Steve,
Theres nothing in public domain to my knowledge but the NOAA Wave Watch III model that virtually all automatad buoy data draws from is only the unclassified version of what the US Navy uses. I spent a lot of time operating on submarines out of Hawaii based in Pearl and the models we had access to for planning purposes were insane. As you know, as surfers we are really only concerned with what is happening in the top 10 metres of the water column and WW3 addresses that on a global scale. For my site we needed buoy data to cover all of our 4000 surf spots so we came up with our own algorithm that draws directly from WW3 GRIB data. It's difficult to turn what is essentially an open water forecasting tool into something that is accurate nearshore but if you want one algorithm to cover the entire world then you have to accept some limitations.
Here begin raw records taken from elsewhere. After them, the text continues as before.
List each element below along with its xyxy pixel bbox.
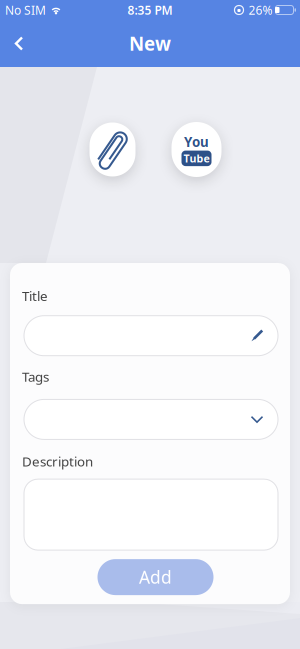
staticText: No SIM	[5, 2, 46, 18]
staticText: 8:35 PM	[128, 2, 172, 18]
staticText: Description	[22, 452, 93, 470]
staticText: Tube	[184, 151, 210, 166]
button[interactable]: Description text field	[24, 479, 278, 550]
button[interactable]: Attach file	[90, 122, 136, 176]
button[interactable]: Tags selector	[24, 399, 278, 439]
button[interactable]: Add	[98, 559, 214, 595]
button[interactable]: YouTube	[172, 122, 222, 177]
staticText: New	[129, 31, 171, 56]
staticText: Title	[22, 287, 48, 305]
staticText: Add	[139, 566, 172, 589]
staticText: You	[184, 133, 209, 151]
staticText: 26%	[248, 2, 272, 18]
button[interactable]: Back	[8, 30, 34, 56]
staticText: Tags	[22, 368, 49, 385]
button[interactable]: Title text field	[24, 316, 278, 356]
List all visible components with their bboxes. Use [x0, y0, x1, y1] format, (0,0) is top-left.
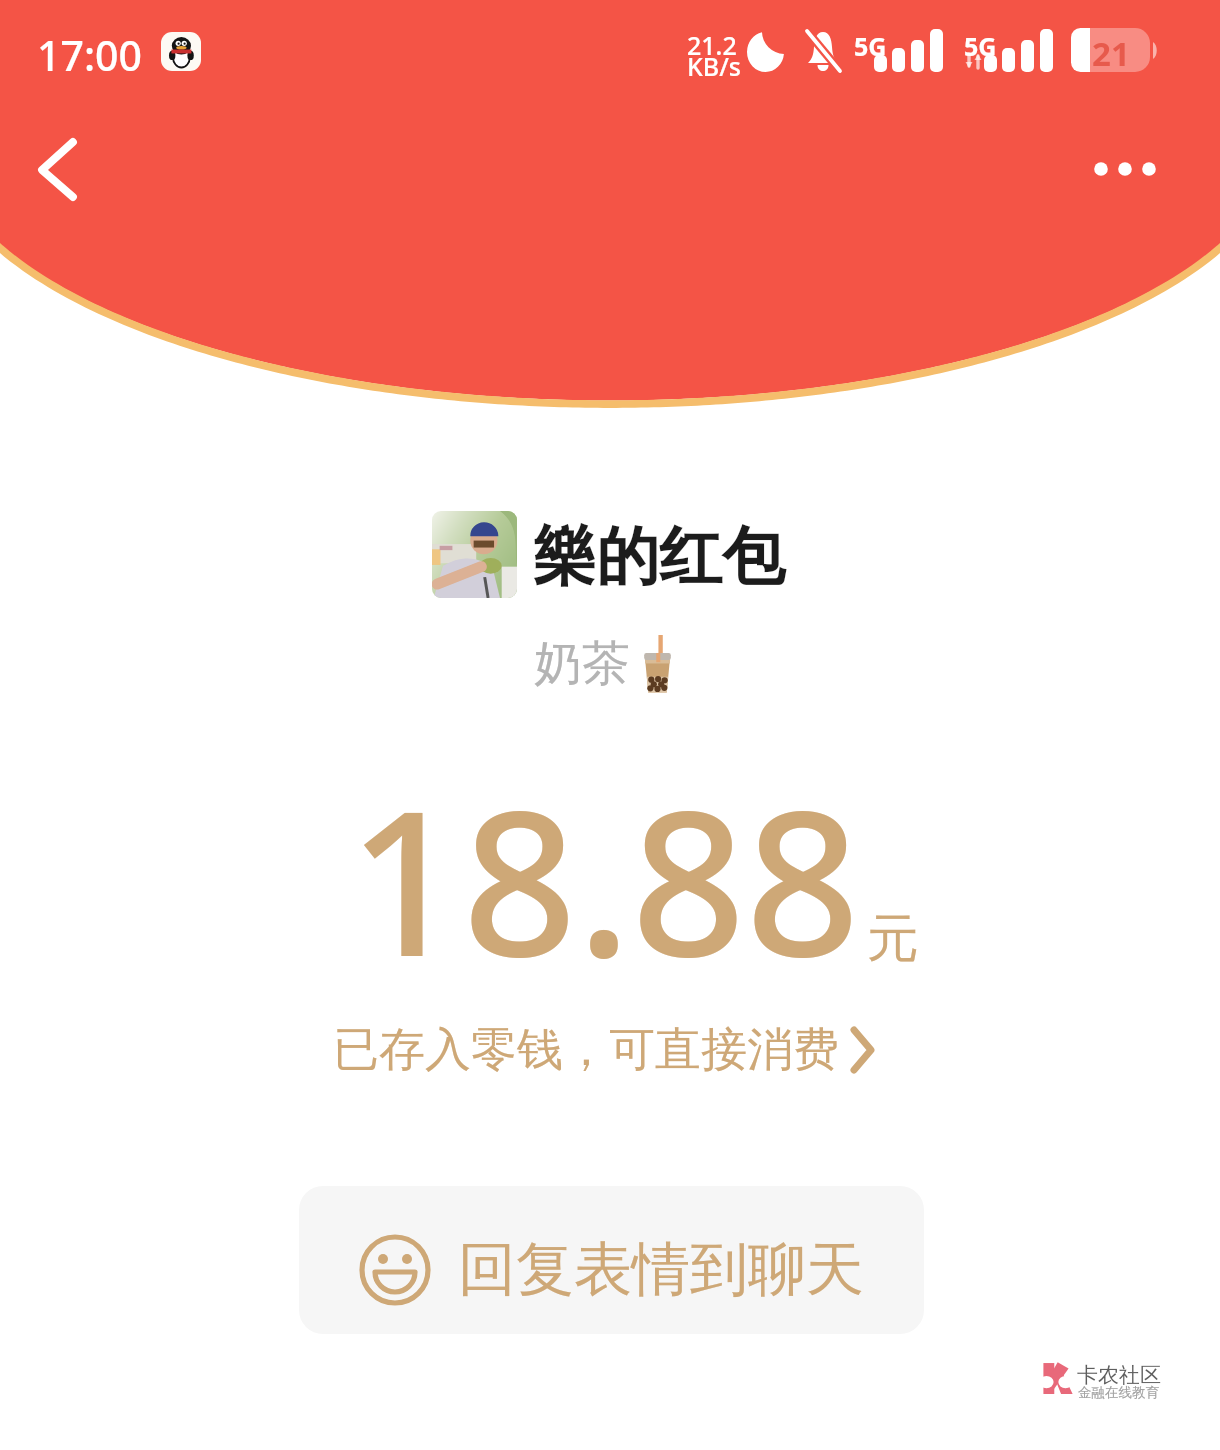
button[interactable]: 已存入零钱，可直接消费 — [315, 1013, 895, 1087]
staticText: 金融在线教育 — [1078, 1384, 1159, 1401]
staticText: 卡农社区 — [1077, 1362, 1161, 1388]
staticText: 21 — [1092, 31, 1130, 76]
button[interactable]: More options — [1078, 129, 1172, 209]
staticText: 5G — [854, 29, 887, 63]
button[interactable]: 回复表情到聊天 — [299, 1186, 924, 1334]
staticText: 回复表情到聊天 — [458, 1233, 864, 1306]
staticText: 18.88 — [348, 742, 861, 1014]
staticText: 21.2 — [687, 28, 737, 62]
staticText: 已存入零钱，可直接消费 — [333, 1021, 839, 1079]
staticText: 5G — [964, 29, 997, 63]
staticText: 奶茶 — [534, 634, 630, 694]
staticText: 元 — [867, 906, 919, 972]
button[interactable]: Back — [14, 124, 104, 216]
staticText: 樂的红包 — [533, 517, 785, 596]
staticText: 17:00 — [37, 27, 142, 83]
staticText: KB/s — [687, 49, 741, 83]
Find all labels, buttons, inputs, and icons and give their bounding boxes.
The truth is that the final size and period of a breaking wave is the product of what is happening in up to 1000m of water column. Iv'e been at 200M in large storms and still felt the sub corkscrewing through the water. Off Hawaii where open ocean swells are ramping up from the 1000m to the 100m contour extremely quickly the effect is enormous. Once at 100M we lost 30M in depth in a fraction of a second. I can only describe it as a feeling of underwater turbulence, similar to when a plane drops without warning. What it was was an 'internal wave' within the water column. So if your in 150M of water at 100M and suddenly you loose 30M in depth while you are doing 15 knots and the bottom is lava or basalt...the holes in the swiss cheese start to line up pretty quickly. Anyway so thats why the USN put a lot of work into region specific models that account for every effect down to 1000M in depth, its like crunching an entire global model just for the Hawaiian Islands. When we came in after the internal wave incident I went up to forecasting and the guy there said - "how'd that internal wave treat ya off Hilo?" I asked him how he knew and he lent out and patted an enormous grey box that was basically a stripped down CRAY supercomputer with an Atari sticker on it as a joke and he said "she told me" He had actually forecast it with the model.
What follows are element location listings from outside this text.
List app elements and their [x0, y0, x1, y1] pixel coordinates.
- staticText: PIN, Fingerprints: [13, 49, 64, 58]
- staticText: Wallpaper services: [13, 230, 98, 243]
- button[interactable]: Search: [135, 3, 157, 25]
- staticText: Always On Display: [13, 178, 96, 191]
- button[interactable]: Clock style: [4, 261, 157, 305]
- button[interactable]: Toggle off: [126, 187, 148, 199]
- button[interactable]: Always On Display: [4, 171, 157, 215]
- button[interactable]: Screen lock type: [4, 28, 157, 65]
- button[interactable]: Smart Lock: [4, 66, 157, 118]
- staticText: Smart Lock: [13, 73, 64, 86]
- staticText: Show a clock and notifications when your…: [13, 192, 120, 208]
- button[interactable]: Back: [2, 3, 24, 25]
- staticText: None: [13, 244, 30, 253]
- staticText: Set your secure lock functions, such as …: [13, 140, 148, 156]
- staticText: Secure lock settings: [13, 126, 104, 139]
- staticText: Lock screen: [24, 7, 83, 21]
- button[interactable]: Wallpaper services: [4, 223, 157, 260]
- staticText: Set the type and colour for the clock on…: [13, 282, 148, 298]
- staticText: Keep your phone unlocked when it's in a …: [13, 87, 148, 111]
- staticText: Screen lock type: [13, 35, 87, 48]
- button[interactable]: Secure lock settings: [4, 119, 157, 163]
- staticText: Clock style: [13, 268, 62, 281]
Side benefit was that this model was the most accurate surf forecasting tool for Hawaii you could ever imagine. I took great pleasure in using US tax payers funds by printing out forecasts before I decided where to go for surf and it was accurate to the inch. An interesting feature was that you could reverse model the size of the surf you were after to see what weather pattern would create it. Like all good US military planning tools it would have a 'bodycount' on the bottom of the screen to show you how severe the storm damage would be to create the surf you were after. I modelled 30, 50, 100 and even 1000 year storm events on the North Shore. The 1000 year storm event created 60 foot waves at Pipeline and forecasted 120 feet waves cresting at Waimea before 'breaking down' due to surface tension. Unfortunately in that model, most of the population of Haleiwa didnt make it. :?
Anyway, there are a lot of good forecasters on this site, you included but my point is that from experience, with larges storm events in the Tasman, often the total bathymetry can put a very substantial wobble into the final size of nearshore waves in NSW, particularly in swells with a strong southerly vector. These swells have to navigate around and between a very complex connection of sub surface features that stretch all the way from the Lord Howe Rise to Eastern Victoria and to my knowledge there is no known model that takes due account of all of this for the Australian station
, you just have to apply it's effect as a fudge factor based on experience.